What do you think would be the storyline for that movie?
Wow [laughs]. Maybe the bachelor party for Barney Stinson in Bangkok that goes terribly wrong?
So "The Hangover Part II."
Oh wait, yeah, that's already been done.
Where so many child actors have failed, you've survived or flourished. How did you pull that off?
I don't know. I mean, every person's upbringing is so unique to them and so instrumental to their emotional well being there's no way to know, but I had really lovely parents that were very conscientious of there being some kind of longevity in my head regardless of whether there was longevity on a screen. So, I attribute it to them.
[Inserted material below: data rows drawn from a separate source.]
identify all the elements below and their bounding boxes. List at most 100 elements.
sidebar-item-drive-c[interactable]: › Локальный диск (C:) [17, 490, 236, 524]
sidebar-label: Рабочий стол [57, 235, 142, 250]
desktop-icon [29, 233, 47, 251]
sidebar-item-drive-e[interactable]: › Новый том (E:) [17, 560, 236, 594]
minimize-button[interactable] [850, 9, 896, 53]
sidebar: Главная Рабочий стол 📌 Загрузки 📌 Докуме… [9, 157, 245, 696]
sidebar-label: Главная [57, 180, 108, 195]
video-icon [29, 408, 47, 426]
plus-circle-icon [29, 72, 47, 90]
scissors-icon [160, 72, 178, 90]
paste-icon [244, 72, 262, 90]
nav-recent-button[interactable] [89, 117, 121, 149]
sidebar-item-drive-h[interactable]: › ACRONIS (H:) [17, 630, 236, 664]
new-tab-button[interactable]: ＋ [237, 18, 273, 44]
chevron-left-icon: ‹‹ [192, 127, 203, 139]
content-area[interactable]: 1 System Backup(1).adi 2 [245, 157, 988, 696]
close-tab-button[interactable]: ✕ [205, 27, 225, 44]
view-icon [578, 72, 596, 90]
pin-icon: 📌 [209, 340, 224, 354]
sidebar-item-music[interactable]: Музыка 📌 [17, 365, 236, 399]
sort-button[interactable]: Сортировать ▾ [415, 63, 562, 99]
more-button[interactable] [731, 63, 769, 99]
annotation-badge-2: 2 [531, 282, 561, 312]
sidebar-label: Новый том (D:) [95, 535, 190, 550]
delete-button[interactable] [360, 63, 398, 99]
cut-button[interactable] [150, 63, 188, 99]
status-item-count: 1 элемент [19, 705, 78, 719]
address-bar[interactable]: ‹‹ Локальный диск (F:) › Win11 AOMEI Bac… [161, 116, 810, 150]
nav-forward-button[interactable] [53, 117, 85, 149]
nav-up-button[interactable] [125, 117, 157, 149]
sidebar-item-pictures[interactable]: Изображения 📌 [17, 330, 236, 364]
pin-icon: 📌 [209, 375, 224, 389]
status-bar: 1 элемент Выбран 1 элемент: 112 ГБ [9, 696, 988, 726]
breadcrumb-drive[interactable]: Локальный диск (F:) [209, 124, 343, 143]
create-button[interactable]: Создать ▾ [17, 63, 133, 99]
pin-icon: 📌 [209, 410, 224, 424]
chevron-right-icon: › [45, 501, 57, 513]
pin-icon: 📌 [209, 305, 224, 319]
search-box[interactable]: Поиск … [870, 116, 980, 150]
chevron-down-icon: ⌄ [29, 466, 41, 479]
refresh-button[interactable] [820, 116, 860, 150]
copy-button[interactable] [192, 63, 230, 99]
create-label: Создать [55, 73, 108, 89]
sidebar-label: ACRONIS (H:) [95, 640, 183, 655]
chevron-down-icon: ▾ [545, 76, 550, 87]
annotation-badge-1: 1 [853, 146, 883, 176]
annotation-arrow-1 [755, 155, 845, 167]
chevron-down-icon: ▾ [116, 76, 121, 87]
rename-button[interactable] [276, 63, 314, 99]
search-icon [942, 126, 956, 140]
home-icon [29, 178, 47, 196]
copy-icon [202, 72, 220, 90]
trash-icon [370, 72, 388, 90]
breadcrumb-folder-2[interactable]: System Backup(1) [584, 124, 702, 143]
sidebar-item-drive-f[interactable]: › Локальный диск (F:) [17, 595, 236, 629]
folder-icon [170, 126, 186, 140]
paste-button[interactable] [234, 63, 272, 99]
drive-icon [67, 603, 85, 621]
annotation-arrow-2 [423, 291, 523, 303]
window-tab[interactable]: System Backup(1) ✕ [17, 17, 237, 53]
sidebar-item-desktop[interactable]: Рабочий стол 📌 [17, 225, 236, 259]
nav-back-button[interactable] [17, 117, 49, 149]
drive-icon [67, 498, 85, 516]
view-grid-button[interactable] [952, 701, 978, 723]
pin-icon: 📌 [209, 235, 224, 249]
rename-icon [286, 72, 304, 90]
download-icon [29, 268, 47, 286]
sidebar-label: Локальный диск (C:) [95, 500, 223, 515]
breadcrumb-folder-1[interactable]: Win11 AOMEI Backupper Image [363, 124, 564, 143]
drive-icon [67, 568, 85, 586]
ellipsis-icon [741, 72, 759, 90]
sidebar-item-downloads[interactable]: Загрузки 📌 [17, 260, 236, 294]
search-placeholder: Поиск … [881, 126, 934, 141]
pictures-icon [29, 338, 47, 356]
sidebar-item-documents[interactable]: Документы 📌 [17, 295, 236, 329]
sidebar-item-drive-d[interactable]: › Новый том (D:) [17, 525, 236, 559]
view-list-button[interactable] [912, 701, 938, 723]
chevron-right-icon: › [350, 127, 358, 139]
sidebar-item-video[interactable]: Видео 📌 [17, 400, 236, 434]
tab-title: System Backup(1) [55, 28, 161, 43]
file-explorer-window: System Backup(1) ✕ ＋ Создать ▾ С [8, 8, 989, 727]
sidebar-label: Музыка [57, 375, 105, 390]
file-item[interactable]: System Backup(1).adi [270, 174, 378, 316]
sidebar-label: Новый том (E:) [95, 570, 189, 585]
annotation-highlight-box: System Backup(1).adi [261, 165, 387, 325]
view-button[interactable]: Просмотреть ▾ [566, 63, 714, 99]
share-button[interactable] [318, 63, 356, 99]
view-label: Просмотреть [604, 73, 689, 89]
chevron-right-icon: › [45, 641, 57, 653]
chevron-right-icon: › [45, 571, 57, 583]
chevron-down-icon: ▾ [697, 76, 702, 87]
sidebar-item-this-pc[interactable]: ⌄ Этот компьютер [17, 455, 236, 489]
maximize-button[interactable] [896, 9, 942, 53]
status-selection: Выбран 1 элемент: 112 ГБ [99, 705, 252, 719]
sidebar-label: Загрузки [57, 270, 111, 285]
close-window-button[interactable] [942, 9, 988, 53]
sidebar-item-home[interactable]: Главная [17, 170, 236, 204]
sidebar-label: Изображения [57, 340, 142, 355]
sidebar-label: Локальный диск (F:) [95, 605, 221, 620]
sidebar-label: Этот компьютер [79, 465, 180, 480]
[The way] the movie/TV industry is, you get everything you want when you're working. And when you're not, then you're struggling. So when you're a kid and you're getting everything you want from people at work, that's just a real tricky dynamic to have to process when it ends.... when you're Gary Coleman, and everything you want you get, and you're super-duper famous -- and then suddenly it ends, and that's happening to other people but not you, and your life is now not like that and you have to sort of come to terms with the realities of what actual life is, which isn't that all the time. It spins you around.
This was a huge weekend for the gay community of New York, with the legalization of gay marriage. What does it mean to you to see this law go into effect?
It's nice to see so many people that have been together for so long to be able to affirm their vows in a very positive experience. I congratulate all of them.
When are you getting married?
I have no idea.
What can we expect from "A Very Harold and Kumar Christmas"?
It comes out in November, it's in 3-D, and it will be a big stoner fest.
Do you have a bigger role in this one?
Probably about the same size as the last one. It always seems Harold and Kumar go on some kind of adventure and end up crossing paths with lots of various people, so I end up being in one of those chapters. But I think this one's pretty funny. Sort of speaks to my current place in pop culture.
Is there anything you can tell us about "The Muppets"?
I'm in a little cameo scene in it and I hope I'm not on the editing floor, or cutting room floor. I hope not. I hope I'm still in the movie. I had a great time. I mean, I was in awe of the process, I just wanted to be on set watching the puppeteers work.
Did you get to hang out for a while?
For sure. I befriended them and I was like a nerdy stalker that wanted to ask them all the questions about what glue they use and which X-Acto knife blade works the best for cutting foam.